Donald Trump will begin his next four-year term as president next month, and his policies could have a significant impact on certain stocks. With the Republicans back in power and also controlling the House and Senate, the odds look high that there will be a lot of spending on defense in the near future.
One exchange-traded fund (ETF) which can be a potentially good play over the next four years as a result of this outlook is the iShares U.S. Aerospace & Defense ETF (CBOE:ITA). The fund holds many types of defense stocks in its portfolio, including big names such as RTX Corp (NYSE:RTX), Lockheed Martin (NYSE:LMT),and L3Harris (NYSE:LHX). The fund has a modest expense ratio of 0.40% and gives investors access to 35 stocks which could do well under a Trump presidency.
Year to date, the ETF has risen by 17% and it got a big bump from Trump’s election win.

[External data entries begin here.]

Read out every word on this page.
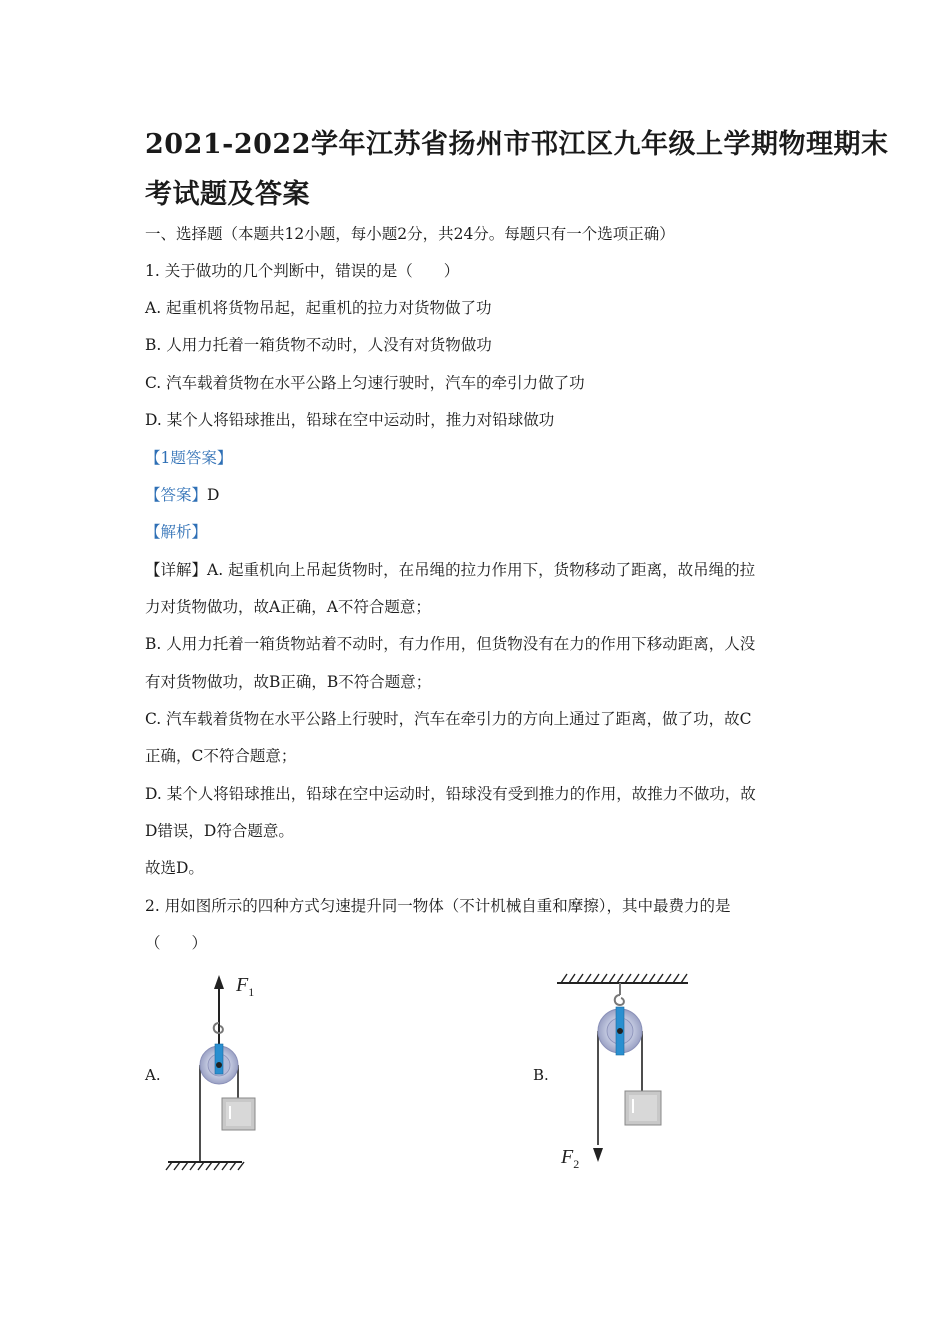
2021-2022学年江苏省扬州市邗江区九年级上学期物理期末
考试题及答案
一、选择题（本题共12小题，每小题2分，共24分。每题只有一个选项正确）
1. 关于做功的几个判断中，错误的是（　　）
A. 起重机将货物吊起，起重机的拉力对货物做了功
B. 人用力托着一箱货物不动时，人没有对货物做功
C. 汽车载着货物在水平公路上匀速行驶时，汽车的牵引力做了功
D. 某个人将铅球推出，铅球在空中运动时，推力对铅球做功
【1题答案】
【答案】D
【解析】
【详解】A. 起重机向上吊起货物时，在吊绳的拉力作用下，货物移动了距离，故吊绳的拉
力对货物做功，故A正确，A不符合题意；
B. 人用力托着一箱货物站着不动时，有力作用，但货物没有在力的作用下移动距离，人没
有对货物做功，故B正确，B不符合题意；
C. 汽车载着货物在水平公路上行驶时，汽车在牵引力的方向上通过了距离，做了功，故C
正确，C不符合题意；
D. 某个人将铅球推出，铅球在空中运动时，铅球没有受到推力的作用，故推力不做功，故
D错误，D符合题意。
故选D。
2. 用如图所示的四种方式匀速提升同一物体（不计机械自重和摩擦），其中最费力的是
（　　）
A.	B.
$F_1$
$F_2$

That’s a trend that could remain strong given the potential for the government to spend more heavily on defense and aerospace over the next four years.
At a time when many stocks may be trading at inflated values and running out of room to rise a whole lot higher, this ETF can position investors for some potentially strong gains over the next four years. Trump’s policies can lead to some great growth opportunities for businesses involved in these sectors and rather than trying to pick individual winners, investors may simply be better off holding a basket of stocks through this ETF.